JAKARTA - Keadaan perajin kedelai sedang memprihatinkan. Pasalnya, harga impor terus melonjak sehingga mengakibatkan biaya produksi ikutan naik.
Pakar agribisnis dari IPB University Bayu Krisnamurthi menjelaskan, Indonesia masih bergantungan pada impor kedelai lantaran produksi di dalam negeri masih kurang.
Adapun kebutuhan kedelai Indonesia sekitar 3,0 - 3,2 juta ton. Sementara produksi dalam negeri sebanyak 500-600 ribu ton.
"Artinya, terjadi defisit 2,4 - 2,6 juta ton," kata Bayu kepada MNC Portal Indonesia, Selasa (22/2/2022).
Dia menerangkan, jika Indonesia ingin tidak bergantung pada impor, maka setidaknya pemerintah menyiapkan lahan kurang lebih 1 juta hektare untuk ditanami kacang kedelai.
Di mana bisa mencapai kebutuhan kedelai 2 ton per hektare.
"Produktivitas kedelai kira-kita 2 ton per hektare. Jadi untuk memproduksi 2 juta ton kedelai untuk mengganti impor, perlu disediakan 1 juta hektare lahan," jelasnya.

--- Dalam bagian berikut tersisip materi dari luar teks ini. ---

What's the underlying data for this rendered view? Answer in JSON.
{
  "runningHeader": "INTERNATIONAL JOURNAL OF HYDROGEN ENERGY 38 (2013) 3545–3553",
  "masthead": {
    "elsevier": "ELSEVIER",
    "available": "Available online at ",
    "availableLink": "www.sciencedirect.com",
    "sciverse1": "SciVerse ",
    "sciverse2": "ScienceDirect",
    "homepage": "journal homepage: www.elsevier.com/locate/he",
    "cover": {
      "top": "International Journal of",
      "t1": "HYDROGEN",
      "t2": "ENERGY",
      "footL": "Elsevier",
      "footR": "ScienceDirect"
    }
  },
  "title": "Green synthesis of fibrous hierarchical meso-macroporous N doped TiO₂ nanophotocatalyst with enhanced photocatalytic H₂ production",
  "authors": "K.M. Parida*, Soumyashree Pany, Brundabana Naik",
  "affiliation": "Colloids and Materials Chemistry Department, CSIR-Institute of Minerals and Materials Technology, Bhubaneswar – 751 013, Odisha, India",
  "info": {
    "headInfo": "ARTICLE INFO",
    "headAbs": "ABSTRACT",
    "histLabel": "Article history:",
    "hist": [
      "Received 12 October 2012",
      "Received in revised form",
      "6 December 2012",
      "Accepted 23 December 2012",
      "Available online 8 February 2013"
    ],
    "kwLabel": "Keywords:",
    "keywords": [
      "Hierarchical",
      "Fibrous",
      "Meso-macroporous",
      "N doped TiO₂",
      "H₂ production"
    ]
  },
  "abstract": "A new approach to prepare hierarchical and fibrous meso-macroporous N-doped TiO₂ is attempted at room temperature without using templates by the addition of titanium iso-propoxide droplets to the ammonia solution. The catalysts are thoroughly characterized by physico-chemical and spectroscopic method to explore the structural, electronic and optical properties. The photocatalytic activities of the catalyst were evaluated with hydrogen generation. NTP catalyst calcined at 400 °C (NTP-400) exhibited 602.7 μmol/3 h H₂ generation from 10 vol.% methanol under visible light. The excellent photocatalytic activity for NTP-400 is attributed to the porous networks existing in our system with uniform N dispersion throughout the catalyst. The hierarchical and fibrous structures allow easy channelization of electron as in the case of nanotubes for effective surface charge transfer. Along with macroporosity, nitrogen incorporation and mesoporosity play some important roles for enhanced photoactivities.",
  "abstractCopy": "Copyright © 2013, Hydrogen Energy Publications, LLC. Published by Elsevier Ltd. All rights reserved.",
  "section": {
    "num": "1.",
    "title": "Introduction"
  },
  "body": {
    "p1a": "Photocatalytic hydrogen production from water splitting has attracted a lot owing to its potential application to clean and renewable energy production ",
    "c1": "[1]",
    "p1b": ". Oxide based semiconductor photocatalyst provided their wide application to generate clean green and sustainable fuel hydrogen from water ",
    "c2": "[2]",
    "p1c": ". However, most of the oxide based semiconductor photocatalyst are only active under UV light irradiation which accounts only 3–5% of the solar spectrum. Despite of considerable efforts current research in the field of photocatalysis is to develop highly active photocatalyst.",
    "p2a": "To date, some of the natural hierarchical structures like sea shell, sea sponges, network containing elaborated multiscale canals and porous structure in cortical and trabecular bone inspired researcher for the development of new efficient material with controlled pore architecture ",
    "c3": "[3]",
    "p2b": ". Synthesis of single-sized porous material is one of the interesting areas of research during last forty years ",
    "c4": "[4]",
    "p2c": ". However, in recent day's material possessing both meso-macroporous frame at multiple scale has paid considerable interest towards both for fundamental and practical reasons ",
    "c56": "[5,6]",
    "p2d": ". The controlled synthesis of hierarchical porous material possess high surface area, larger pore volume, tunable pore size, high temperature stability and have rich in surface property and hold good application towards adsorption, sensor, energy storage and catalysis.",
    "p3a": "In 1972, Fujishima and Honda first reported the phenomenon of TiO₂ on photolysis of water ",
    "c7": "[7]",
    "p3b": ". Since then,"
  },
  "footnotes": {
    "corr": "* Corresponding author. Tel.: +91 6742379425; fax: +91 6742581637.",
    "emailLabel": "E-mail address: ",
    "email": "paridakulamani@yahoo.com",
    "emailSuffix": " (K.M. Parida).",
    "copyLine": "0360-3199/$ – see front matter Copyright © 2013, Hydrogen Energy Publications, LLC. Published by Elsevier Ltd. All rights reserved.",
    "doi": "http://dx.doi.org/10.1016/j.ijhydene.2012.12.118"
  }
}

"Atau kalau mau diusahakan panen 2 kali setahun, setidaknya harus ada tambahan lahan dengan kualitas baik seluas 500 ribu hektar," tambahnya.
BACA JUGA:Keluh Kesah Pengusaha: Mogok Produksi Belum Tentu Harga Kedelai Turun
Bayu mengungkapkan, kualitas kedelai di dalam negeri sebenarnya sudah bagus dan segar-segar.
Meski demikian, disebutnya, kedelai dalam negeri tidak seragam baik dalam besaran butiran, ukuran, dan warnanya.
"Jadi, kedelai dalam negeri biasanya dipakai untuk tahu, oncom, kecap dan produk lain yang pengolahannya dengan cara biji kedelai dihancurkan, di 'crushing'. Sedangkan untuk tempe, keripik dan sejenisnya menggunakan kedelai impor yang seragam dan penampilannya bagus," paparnya.